Nobody’s letting me take that move back.
D.B. Robertson is a Psychology major from Indiana who has rediscovered a love for creative fiction after taking courses in creative writing. When not busy with writing or theatre, D.B. works as a writing tutor at university.
I don’t know
what I said.
I only know that
it was wrong.
I’m not sure why,
but the pillow in my arms
says that it is so.
I’m well acquainted with my couch these days
–but there I’ll stay.
I love life way too much
to sneak back in.
E.O. Hargreaves recently misplaced a really comfy feather pillow and wishes he knew where the heck it went.

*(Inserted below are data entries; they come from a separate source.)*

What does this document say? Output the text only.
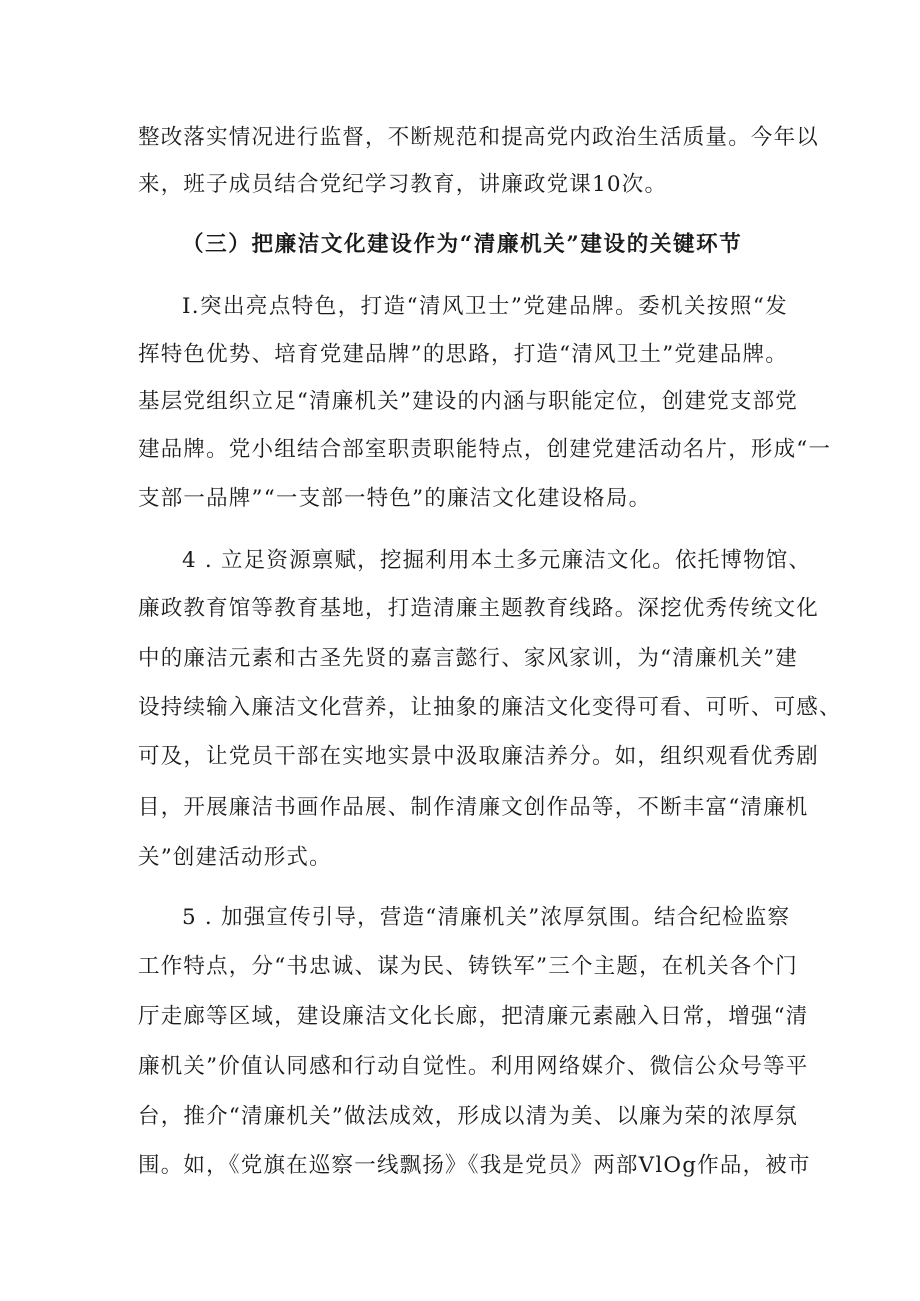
整改落实情况进行监督，不断规范和提高党内政治生活质量。今年以
来，班子成员结合党纪学习教育，讲廉政党课10次。
（三）把廉洁文化建设作为“清廉机关”建设的关键环节
I.突出亮点特色，打造“清风卫士”党建品牌。委机关按照“发
挥特色优势、培育党建品牌”的思路，打造“清风卫土”党建品牌。
基层党组织立足“清廉机关”建设的内涵与职能定位，创建党支部党
建品牌。党小组结合部室职责职能特点，创建党建活动名片，形成“一
支部一品牌”“一支部一特色”的廉洁文化建设格局。
4 . 立足资源禀赋，挖掘利用本土多元廉洁文化。依托博物馆、
廉政教育馆等教育基地，打造清廉主题教育线路。深挖优秀传统文化
中的廉洁元素和古圣先贤的嘉言懿行、家风家训，为“清廉机关”建
设持续输入廉洁文化营养，让抽象的廉洁文化变得可看、可听、可感、
可及，让党员干部在实地实景中汲取廉洁养分。如，组织观看优秀剧
目，开展廉洁书画作品展、制作清廉文创作品等，不断丰富“清廉机
关”创建活动形式。
5 . 加强宣传引导，营造“清廉机关”浓厚氛围。结合纪检监察
工作特点，分“书忠诚、谋为民、铸铁军”三个主题，在机关各个门
厅走廊等区域，建设廉洁文化长廊，把清廉元素融入日常，增强“清
廉机关”价值认同感和行动自觉性。利用网络媒介、微信公众号等平
台，推介“清廉机关”做法成效，形成以清为美、以廉为荣的浓厚氛
围。如，《党旗在巡察一线飘扬》《我是党员》两部VlOg作品，被市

Beware of Ifs. Onlys follow them. They will lead you down dark alleys where Regrets will ambush you. You are sure to be kneecapped by Paralysis and blinded by Sorrow. And there, you’ll remain for the rest of your life. You’ll never find your way home where Hope keeps vigil.
Kamalinii is a prisoner of Ifs.
What seemed like an infinite amount of time passed in about three seconds. She experienced the glorious sensation of what seemed to be flying. All of her worries vanished, except that for a split second, just before she hit the tarmac, she found herself asking, “Wait, why did I jump?”
Hannah Stevens has always had a passion for reading and writing. She is fifteen years old and has a weakness for words.
Rounds chambered. Safeties off.
We face the wall.
No one’s innocent. Still, one looks twelve, another an old padre… Their stares tear through the blindfolds.
Our weapons rise. I glance at a fellow corporal. He looks away.
Wars are messy, but I didn’t expect to shoot—
Joey thinks he’ll probably be the one to be lined up against the wall when the time comes… Meanwhile, you can visit him at joeytoey.com.
Holding the colorful bracelet, Ellie remembers: its green beads had matched his eyes.
In the car, they’d laughed, hearts beating for tomorrow. Her wrist wrapped in sky.
“The next jewelry’ll be for your finger.”
Now, scraping red—paint? blood?—from the bracelet, Ellie regrets ever wanting more than him, then.